Sara Clifton is a mathematics professor at the University of Illinois who specializes in modeling complex social behaviors. In a recent paper, she created mathematical models of two competing restaurants, one with conventional tipping and one without. The paper was published in the Feb. 8, 2018 issue of Chaos, a journal from the American Institute of Physics.
The key variable in Clifton's models is the average tipping rate. Tipping rates have been creeping up over the past few decades, from 10 percent to 15 percent and now close to 20 percent in major U.S. restaurant markets.

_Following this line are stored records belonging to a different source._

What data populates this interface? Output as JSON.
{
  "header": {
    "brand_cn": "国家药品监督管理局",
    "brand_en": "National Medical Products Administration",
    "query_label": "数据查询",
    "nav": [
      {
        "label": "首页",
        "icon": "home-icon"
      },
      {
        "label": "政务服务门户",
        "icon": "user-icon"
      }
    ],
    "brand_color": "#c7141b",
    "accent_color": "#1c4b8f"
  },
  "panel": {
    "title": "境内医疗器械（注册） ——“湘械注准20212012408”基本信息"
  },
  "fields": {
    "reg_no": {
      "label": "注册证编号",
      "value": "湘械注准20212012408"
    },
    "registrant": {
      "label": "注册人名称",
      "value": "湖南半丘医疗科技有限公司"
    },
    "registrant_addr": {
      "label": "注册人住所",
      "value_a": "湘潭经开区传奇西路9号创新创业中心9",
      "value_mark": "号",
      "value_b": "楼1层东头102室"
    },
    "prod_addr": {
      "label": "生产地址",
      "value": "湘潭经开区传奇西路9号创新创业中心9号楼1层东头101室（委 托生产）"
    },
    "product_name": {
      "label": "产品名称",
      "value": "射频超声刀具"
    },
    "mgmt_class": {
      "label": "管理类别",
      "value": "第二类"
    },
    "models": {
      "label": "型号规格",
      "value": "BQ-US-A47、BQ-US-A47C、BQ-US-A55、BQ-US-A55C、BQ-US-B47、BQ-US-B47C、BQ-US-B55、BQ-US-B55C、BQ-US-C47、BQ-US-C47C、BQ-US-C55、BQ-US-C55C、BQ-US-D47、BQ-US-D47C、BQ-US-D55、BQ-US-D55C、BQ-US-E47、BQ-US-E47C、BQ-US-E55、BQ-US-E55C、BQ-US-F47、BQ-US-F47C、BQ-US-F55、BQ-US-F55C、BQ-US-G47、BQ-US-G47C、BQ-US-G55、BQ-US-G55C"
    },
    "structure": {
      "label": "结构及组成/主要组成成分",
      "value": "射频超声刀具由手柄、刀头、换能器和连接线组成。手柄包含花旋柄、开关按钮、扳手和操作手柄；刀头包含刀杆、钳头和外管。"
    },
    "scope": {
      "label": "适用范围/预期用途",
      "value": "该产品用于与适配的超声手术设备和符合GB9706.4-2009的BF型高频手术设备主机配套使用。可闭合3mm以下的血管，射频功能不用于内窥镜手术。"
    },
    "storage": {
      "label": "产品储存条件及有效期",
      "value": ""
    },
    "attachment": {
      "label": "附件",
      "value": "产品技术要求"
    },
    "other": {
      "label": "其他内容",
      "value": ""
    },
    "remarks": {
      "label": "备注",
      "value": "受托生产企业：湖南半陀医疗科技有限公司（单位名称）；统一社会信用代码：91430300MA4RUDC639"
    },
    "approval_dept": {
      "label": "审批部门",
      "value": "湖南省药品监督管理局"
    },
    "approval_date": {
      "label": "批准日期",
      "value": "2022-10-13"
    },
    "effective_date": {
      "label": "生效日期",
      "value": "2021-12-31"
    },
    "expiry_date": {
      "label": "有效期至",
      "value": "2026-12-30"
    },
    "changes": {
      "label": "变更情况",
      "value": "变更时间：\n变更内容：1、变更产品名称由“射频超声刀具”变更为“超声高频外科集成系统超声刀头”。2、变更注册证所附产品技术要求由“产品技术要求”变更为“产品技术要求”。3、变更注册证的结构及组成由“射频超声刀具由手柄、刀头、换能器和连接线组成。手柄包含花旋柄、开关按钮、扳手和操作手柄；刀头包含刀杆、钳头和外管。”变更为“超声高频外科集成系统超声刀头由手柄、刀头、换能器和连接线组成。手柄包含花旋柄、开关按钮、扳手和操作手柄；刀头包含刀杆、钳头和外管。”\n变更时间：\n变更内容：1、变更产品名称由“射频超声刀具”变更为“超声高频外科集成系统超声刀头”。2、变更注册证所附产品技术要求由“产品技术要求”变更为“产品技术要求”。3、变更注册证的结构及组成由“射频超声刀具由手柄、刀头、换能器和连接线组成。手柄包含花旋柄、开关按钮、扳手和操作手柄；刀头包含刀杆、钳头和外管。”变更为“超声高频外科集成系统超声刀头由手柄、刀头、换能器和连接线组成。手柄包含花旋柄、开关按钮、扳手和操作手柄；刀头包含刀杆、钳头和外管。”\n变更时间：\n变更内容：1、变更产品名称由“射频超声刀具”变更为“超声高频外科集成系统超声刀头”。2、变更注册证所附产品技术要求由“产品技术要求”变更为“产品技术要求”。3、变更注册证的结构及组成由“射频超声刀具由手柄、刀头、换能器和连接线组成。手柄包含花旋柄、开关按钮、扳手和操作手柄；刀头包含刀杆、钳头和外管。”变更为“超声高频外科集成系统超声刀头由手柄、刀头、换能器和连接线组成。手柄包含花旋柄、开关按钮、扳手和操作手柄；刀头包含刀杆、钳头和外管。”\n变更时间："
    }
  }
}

Clifton's models are designed to be as simple as possible, with every player in the system motivated purely by monetary gain. When cooks are paid better, they're more likely to stay, meaning that food quality goes up. When waiters are paid less, they're more likely to leave, affecting service quality. But eventually, the waiters would return if diners flooded the restaurant because of food quality which would presumably mean more profit and higher wages for all.